Sun Ra and his Myth Science Arkestra released Cosmic Tones for Mental Therapy in 1967 in order to promote healing. The band name was temporary, following on from Sun-Ra and his Astro Infinity Arkestra and later the Le Sun Ra and his Cosmo Discipline Arkestra among many others. But the concept of music as a functionary and utilitarian resource wasn’t particularly widespread at the time. Sounds designed to sooth are hitherto ubiquitous, and music itself is tap-like in its usability.

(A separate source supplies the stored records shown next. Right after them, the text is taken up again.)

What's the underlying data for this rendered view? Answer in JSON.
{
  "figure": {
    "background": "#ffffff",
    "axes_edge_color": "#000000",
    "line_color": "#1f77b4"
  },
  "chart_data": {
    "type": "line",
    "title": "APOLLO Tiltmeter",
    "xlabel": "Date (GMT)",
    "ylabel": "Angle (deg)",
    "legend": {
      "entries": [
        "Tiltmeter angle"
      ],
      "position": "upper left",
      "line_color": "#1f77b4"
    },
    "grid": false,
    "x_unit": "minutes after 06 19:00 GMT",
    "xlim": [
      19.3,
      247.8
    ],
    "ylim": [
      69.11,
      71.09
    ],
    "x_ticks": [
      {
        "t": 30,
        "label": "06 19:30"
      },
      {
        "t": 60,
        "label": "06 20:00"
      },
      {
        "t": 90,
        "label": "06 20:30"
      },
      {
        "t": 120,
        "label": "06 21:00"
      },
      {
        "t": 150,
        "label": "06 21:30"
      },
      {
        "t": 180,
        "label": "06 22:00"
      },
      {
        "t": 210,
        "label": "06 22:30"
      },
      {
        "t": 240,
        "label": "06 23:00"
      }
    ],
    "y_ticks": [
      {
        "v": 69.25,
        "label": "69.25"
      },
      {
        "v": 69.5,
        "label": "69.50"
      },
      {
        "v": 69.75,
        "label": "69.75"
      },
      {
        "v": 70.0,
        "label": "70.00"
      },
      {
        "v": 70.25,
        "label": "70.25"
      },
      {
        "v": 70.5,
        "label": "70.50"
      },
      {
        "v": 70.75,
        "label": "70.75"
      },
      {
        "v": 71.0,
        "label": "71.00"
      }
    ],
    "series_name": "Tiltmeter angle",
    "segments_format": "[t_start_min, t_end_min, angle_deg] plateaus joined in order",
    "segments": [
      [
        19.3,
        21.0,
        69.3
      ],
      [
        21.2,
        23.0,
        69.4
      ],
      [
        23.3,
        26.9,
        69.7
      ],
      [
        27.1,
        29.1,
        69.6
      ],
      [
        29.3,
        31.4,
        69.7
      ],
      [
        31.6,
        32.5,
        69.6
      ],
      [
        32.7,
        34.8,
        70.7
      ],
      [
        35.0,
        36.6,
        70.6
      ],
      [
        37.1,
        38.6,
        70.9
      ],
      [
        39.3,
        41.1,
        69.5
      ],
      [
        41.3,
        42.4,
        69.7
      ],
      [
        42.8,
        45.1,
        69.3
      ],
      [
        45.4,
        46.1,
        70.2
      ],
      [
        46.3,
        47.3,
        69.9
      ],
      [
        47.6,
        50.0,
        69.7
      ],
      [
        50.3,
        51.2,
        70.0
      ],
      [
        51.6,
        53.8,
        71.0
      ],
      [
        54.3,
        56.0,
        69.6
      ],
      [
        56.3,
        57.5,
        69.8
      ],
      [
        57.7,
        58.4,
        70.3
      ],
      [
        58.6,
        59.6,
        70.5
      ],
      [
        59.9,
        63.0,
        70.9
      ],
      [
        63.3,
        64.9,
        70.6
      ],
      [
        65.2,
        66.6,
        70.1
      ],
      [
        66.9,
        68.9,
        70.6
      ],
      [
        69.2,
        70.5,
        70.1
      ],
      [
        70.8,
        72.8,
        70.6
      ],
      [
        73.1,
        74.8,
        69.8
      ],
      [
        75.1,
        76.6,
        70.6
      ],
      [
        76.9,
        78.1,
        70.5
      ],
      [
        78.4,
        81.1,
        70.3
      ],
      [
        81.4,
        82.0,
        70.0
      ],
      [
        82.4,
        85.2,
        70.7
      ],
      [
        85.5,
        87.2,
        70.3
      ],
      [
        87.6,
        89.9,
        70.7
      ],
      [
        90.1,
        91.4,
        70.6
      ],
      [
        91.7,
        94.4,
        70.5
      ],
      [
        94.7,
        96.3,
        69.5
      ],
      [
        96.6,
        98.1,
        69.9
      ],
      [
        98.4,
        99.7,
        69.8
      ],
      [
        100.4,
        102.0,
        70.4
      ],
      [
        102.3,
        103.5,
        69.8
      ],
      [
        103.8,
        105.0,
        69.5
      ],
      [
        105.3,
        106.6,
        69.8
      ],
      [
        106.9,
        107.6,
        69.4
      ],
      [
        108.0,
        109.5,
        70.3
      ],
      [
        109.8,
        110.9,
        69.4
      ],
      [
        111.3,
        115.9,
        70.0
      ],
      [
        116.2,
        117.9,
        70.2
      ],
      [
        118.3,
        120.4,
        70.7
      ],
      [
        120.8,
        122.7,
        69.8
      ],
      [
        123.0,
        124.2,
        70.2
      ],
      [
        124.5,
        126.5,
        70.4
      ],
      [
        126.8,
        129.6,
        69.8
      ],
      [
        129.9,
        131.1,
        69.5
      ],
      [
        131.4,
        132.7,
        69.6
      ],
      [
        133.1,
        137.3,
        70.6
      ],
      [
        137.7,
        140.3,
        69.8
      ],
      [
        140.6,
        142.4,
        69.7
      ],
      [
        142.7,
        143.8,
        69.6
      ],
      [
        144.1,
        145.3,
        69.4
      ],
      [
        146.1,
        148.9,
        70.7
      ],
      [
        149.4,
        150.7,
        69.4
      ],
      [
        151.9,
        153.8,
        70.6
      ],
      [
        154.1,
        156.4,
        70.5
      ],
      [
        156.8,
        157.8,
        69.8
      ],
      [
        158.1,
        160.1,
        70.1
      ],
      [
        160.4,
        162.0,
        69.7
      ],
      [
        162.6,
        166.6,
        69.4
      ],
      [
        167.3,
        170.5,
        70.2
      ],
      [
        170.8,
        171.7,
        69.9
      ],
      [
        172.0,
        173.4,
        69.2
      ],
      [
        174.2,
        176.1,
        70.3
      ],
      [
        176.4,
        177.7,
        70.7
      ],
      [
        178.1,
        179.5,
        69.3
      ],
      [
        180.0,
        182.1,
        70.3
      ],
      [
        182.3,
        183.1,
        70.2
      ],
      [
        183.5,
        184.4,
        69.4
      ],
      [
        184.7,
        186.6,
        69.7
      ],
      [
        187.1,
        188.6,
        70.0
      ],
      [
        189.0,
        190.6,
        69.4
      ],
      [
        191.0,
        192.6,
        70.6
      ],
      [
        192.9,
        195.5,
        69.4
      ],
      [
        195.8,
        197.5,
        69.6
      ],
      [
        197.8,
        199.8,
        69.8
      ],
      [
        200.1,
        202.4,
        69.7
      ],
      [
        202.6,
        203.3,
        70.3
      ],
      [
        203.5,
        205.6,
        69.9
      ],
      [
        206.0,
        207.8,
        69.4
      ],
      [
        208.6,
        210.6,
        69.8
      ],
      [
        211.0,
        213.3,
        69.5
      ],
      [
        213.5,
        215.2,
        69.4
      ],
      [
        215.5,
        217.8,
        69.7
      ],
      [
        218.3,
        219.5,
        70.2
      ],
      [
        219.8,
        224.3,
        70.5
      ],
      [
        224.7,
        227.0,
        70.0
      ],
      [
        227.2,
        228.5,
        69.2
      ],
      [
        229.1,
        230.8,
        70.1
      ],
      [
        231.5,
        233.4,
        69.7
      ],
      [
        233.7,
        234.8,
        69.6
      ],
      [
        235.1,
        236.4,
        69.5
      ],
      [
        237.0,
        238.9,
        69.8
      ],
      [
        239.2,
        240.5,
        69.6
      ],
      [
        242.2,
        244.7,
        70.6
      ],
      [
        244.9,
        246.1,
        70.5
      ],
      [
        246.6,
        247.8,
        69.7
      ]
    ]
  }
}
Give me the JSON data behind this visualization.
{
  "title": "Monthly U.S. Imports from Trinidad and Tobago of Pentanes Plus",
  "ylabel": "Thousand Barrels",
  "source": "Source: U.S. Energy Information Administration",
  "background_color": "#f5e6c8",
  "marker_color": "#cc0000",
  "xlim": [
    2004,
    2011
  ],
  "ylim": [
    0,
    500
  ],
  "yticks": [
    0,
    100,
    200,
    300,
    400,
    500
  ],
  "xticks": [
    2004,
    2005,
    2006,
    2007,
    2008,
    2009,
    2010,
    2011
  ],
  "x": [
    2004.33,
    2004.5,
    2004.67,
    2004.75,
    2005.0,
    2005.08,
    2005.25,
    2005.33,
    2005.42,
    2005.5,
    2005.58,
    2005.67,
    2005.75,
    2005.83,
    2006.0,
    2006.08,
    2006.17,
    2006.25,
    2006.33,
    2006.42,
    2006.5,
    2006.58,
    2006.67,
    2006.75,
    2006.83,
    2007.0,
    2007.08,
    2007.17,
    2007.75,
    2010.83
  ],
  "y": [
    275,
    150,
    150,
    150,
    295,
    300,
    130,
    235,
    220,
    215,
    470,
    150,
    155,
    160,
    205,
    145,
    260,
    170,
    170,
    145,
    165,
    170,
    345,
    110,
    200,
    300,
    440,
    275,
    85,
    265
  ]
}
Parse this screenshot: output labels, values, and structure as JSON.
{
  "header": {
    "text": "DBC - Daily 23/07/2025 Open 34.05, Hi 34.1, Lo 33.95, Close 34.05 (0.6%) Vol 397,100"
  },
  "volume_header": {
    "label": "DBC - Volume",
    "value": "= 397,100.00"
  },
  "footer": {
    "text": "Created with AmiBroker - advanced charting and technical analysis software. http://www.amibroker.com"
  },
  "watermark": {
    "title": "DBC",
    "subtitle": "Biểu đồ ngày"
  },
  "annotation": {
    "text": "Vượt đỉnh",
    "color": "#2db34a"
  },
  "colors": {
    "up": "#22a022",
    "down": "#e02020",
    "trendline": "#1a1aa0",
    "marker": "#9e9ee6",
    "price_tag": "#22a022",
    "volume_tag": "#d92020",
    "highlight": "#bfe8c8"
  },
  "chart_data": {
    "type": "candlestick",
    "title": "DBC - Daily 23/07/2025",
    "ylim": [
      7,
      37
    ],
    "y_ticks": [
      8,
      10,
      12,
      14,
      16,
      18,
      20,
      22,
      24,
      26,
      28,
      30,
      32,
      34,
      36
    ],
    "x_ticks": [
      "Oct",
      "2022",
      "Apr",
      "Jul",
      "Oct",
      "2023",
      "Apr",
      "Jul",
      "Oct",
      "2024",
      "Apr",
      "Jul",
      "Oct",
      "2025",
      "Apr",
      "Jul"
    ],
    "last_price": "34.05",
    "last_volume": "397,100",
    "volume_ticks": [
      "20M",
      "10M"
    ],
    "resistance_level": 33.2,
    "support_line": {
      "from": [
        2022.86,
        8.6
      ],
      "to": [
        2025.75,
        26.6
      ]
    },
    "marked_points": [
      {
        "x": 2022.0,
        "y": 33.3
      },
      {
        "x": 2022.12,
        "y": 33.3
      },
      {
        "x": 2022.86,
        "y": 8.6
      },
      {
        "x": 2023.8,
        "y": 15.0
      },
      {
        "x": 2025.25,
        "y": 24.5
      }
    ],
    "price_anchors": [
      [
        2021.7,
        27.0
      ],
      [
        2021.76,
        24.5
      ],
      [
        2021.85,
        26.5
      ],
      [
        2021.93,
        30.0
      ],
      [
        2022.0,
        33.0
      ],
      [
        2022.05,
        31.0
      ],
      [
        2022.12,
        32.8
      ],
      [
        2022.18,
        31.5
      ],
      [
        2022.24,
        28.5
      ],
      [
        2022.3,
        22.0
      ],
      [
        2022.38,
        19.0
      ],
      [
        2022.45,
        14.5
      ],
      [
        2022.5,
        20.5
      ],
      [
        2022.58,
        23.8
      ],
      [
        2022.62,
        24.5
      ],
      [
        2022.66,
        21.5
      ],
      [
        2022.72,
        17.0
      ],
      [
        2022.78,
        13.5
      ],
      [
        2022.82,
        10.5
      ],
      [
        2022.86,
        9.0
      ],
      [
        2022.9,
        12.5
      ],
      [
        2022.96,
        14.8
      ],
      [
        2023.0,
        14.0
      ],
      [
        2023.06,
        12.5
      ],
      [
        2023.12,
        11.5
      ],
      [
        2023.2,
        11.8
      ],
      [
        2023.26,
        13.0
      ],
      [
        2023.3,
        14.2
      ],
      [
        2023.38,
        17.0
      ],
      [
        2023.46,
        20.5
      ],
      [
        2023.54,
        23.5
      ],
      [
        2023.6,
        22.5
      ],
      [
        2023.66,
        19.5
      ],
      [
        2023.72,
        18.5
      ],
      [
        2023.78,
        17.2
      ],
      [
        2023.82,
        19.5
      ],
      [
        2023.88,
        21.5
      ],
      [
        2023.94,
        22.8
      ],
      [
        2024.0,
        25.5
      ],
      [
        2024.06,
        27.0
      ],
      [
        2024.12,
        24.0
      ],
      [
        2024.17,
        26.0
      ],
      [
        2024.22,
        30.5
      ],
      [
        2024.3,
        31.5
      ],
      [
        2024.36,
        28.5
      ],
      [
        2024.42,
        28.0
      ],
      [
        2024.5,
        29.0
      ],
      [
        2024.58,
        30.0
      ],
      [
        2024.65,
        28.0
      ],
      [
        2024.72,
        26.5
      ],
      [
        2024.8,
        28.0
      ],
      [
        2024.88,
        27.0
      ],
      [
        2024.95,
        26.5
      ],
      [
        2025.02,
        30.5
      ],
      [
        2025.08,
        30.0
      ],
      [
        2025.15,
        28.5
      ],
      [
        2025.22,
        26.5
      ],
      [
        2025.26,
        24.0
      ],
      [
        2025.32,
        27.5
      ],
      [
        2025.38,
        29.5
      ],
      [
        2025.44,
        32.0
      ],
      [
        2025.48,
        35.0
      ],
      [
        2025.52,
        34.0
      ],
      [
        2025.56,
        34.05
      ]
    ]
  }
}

Only Marshall Allen is still around from those sessions where he played alto sax and “astro space drums”, though fifty-five years later, the world could certainly do with some more healing. At the behest of Omni Sound’s Ahmet Ulug, who came out of retirement to found the New York / Istanbul label on which Living Sky is the inaugural release, Allen and eighteen other musicians including string players went into a studio in Philadelphia last June to record an album of cosmic tones in the wake of the Covid-19 pandemic. It’s the Arkestra’s second outing without their titular leader, who relocated to Saturn twenty-seven years ago, and like 2020’s Swirling, this does justice to his remarkable legacy and is a fine addition to an unfathomably vast discography.
Where Swirling took steps forwards with one eye on the past, Living Sky is less overtly avant garde than its predecessor, and if the spirit and concept harks back to the aforementioned record from 1967, then the music here is grounded more in the 1950s big band version of Sun Ra, especially on tracks like ‘Firefly’. That said, the whole sound is also undoubtedly augmented with wild brushstrokes of astral whimsy throughout.
The much-loved ‘Somebody Else’s Idea’, first recorded with June Tyson in 1955, gets a run out here, as does Ra’s ‘Chopin’ jam. Elsewhere there’s a woozy cover of ‘When You Wish Upon A Star’, and the near title track ‘Day Of The Living Sky’ floats on a cosmic soundbed of plucked zither instruments. Though perhaps the highlight is ‘Marshall’s Groove’, which stretches itself sonically over an insouciant, walking double bass with percussion accompaniment, at least until the indomitable Allen, who hopefully celebrates his ninety-ninth entry day next May, takes the whole thing up a notch as other brass players pile on.
That Sun Ra’s music perseveres even beyond the lifespan of its founder might raise a bone of contention with some, but the Arkestra is not like other bands. As one of the key founders of Afrofuturism, Herman “Sonny” Blount brought much more to the world than simply a band. The Arkestra is a proto-Black Power movement and a philosophy in itself that transcends mere death and, Ra willing, it will outlive us all. In the meanwhile, Living Sky brings balm to the world even after the lowering of the Sun.